Enfin, le MNA comme tout mouvement indépendantiste, "...invite l’Etat du Mali à la reconnaissance totale des droits historiques du peuple de l’Azawad et la réponse adéquate à résoudre le problème de l’Azawad de façon pacifique et définitive.. ".  Point besoin d’être un "soma politique" pour ne pas voir dans cette déclaration une intention divisionniste, disons une provocation consciente et calculée. La suite des événements nous édifiera. 
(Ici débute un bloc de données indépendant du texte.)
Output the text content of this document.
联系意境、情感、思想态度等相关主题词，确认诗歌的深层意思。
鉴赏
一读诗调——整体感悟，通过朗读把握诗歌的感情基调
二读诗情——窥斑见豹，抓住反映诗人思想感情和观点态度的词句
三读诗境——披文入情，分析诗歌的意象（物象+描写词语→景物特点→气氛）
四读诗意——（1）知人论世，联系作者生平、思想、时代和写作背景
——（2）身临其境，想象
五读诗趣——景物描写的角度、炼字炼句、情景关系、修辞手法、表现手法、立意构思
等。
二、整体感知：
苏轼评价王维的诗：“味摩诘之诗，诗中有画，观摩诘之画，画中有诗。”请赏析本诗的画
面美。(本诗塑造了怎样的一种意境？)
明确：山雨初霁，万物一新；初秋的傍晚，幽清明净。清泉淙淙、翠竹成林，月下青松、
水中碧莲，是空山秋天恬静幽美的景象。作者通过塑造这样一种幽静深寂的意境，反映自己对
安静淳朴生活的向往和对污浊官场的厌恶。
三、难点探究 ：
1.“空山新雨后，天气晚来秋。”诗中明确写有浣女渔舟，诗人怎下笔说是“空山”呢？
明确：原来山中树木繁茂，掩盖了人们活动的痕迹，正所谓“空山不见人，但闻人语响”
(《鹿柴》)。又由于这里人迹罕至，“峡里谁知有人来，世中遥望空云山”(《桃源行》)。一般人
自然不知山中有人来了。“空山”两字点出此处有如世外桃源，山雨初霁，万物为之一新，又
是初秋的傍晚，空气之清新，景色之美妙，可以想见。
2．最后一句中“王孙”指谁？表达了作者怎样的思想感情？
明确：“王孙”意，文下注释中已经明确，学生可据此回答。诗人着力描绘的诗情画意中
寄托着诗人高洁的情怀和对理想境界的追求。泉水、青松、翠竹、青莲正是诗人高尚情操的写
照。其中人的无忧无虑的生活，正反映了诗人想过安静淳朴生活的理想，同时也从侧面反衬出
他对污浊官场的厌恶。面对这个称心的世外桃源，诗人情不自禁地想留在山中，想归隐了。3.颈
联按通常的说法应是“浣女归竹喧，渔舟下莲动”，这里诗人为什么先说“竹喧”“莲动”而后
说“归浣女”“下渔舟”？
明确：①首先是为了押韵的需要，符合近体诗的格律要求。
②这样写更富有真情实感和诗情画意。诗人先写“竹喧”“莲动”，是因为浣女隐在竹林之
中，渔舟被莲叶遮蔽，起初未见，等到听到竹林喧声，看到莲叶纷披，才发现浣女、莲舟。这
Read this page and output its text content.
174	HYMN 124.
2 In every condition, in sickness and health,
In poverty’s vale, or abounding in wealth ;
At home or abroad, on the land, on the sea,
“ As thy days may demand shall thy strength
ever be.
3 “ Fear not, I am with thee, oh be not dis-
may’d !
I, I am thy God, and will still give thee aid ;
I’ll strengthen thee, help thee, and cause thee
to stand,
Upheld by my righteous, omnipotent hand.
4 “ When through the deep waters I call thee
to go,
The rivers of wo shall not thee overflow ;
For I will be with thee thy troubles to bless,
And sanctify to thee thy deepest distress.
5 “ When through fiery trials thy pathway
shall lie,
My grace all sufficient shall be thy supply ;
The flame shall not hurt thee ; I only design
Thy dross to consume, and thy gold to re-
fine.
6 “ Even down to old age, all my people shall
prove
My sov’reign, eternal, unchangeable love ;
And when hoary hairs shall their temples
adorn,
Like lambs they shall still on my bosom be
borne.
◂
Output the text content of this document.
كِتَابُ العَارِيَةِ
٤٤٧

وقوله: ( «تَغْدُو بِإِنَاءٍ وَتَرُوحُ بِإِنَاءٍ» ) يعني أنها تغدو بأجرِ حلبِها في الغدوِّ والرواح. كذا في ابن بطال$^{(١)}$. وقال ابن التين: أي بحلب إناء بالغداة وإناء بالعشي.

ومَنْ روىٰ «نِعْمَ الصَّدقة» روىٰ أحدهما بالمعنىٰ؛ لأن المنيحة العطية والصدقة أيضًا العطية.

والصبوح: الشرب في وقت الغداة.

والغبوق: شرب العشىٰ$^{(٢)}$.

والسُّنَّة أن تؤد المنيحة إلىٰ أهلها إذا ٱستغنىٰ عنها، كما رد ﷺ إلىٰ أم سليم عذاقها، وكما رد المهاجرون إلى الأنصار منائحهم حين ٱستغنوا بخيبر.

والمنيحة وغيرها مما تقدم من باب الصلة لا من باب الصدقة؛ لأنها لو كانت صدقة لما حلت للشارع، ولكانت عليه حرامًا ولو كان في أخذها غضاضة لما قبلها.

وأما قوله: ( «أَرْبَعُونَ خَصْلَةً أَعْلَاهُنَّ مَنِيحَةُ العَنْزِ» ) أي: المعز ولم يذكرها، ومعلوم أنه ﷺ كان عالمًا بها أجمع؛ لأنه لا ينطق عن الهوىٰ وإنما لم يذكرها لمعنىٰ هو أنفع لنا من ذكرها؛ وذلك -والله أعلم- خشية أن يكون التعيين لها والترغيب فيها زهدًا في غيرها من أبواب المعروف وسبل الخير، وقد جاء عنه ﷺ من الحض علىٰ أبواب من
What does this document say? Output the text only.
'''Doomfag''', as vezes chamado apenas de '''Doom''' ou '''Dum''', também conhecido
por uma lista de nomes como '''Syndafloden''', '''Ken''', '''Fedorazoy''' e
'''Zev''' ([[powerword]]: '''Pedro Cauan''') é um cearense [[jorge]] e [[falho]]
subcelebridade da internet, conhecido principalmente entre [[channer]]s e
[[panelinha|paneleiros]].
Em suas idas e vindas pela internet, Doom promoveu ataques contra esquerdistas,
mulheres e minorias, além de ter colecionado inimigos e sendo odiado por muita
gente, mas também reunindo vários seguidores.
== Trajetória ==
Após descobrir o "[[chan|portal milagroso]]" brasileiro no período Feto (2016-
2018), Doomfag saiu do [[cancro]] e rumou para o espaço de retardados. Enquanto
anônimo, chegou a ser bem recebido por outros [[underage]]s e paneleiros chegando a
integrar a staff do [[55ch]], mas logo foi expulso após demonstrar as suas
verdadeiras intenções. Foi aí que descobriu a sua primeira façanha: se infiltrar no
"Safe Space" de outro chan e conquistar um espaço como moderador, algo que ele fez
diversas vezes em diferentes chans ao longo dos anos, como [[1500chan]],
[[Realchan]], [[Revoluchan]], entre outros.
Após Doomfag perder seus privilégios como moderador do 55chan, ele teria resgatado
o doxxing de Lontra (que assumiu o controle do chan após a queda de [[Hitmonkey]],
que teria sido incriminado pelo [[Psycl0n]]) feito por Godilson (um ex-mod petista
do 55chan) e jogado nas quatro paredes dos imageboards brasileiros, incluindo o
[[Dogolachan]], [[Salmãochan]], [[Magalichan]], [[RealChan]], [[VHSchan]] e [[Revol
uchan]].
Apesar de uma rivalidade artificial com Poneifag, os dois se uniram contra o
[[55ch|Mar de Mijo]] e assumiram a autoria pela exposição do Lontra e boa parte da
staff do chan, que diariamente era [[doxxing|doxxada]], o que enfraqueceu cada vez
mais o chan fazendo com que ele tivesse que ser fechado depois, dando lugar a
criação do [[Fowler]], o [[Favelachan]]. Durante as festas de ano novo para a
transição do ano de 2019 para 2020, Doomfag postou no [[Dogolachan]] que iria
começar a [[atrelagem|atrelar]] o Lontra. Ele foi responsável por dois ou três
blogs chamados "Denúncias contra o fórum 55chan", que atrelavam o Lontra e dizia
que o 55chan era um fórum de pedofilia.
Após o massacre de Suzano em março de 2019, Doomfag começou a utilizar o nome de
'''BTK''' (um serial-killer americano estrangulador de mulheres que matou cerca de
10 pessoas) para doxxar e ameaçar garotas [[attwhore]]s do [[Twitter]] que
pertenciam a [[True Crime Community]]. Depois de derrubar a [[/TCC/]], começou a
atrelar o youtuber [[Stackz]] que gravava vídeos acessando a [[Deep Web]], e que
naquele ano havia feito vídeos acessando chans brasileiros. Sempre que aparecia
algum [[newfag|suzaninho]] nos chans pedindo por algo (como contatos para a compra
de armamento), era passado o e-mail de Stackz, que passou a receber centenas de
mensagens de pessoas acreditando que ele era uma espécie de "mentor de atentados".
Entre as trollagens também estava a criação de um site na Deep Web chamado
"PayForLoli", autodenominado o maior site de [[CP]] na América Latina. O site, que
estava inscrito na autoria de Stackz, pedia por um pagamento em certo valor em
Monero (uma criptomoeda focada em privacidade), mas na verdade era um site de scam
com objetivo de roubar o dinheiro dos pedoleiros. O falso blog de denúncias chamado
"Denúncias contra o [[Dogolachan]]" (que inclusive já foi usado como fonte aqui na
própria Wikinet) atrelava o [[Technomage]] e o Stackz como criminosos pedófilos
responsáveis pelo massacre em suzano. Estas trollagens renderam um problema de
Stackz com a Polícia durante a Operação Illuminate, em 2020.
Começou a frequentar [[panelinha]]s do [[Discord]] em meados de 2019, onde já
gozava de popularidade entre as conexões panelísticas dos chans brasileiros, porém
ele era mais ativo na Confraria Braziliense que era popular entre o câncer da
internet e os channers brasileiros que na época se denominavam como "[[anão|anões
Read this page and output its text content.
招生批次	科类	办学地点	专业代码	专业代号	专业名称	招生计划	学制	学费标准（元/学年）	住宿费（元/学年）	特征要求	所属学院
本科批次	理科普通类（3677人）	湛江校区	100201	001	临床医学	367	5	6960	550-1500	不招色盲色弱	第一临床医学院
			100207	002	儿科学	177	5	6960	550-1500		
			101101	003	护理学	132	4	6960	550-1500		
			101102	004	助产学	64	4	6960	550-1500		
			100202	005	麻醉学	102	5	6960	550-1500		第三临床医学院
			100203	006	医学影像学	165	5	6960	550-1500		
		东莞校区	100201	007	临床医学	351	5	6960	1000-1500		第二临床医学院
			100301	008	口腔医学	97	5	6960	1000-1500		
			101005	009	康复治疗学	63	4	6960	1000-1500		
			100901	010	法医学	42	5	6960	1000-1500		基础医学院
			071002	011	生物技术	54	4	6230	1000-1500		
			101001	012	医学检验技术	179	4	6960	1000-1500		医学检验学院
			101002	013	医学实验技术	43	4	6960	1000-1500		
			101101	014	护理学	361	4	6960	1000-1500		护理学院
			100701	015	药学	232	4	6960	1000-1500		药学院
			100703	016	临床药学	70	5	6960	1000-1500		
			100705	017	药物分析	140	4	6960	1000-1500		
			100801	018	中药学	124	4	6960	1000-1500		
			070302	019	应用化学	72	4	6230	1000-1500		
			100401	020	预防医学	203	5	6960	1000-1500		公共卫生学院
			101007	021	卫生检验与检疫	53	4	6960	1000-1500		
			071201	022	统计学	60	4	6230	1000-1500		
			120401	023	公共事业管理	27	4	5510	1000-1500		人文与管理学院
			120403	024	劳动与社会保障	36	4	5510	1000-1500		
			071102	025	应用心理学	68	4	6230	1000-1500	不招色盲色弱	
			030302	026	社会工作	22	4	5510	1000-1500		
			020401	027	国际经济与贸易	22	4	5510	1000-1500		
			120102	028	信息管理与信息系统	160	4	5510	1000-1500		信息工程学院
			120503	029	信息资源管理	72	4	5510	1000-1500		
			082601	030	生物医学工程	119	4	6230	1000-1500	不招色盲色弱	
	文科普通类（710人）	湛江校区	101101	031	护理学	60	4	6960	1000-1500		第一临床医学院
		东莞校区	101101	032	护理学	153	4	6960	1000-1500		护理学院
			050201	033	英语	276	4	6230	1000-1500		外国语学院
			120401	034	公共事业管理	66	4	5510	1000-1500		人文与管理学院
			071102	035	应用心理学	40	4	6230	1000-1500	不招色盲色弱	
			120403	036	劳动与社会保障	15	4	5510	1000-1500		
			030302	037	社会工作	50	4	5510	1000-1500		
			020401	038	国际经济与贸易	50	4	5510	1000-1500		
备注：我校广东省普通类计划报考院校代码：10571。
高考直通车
La conclusion de l’acte fondateur du MNA est encore plus explicite quant l’intention delibérée de ses fondateurs de vouloir la partition du territoire, "… Le Mouvement National de l’Azawad "MNA" tend la main de la fraternité, de l’amitié et de la coopération à tous les pays frères et amis qu’il accueille et aspire à des relations de coopération efficace avec tous les pays et les peuples du monde, ainsi que tous les organismes internationaux, gouvernementaux et non gouvernementaux".   En effet, comment comprendre qu’un mouvement politique fut-il de l’Azawad pousse l’outrecuidance jusqu’à demander la coopération avec d’autres pays ? Une fois de plus, nul besoin d’être dans le secret du MNA pour comprendre la portée et la valeur d’une telle déclaration. J’aimerais tellement croire au contraire, croire que tout cela n’est que simple provocation de la part de jeunes en mal d’inspiration ou en quête de popularité, hélas nous n’avons pas affaire à une politique fiction.

Qui mieux qu’un ressortissant du Nord comme moi, ayant vécu les événements douloureux de la rébellion des années 1990, aimerait tant se tromper sur toute la ligne que la naissance du MNA n’est pas le calme qui précède la tempête. Que la naissance du Mouvement n’est pas le début du recommencement pour me permettre de continuer à croire à notre légende commune "Surgo nda Gabibo " qui voudrait que songhaï et touarègue soient, depuis les temps immémoriaux, unis par des liens de sang et qui nous rappelle le pacte ou le souhait de vivre ensemble en harmonie.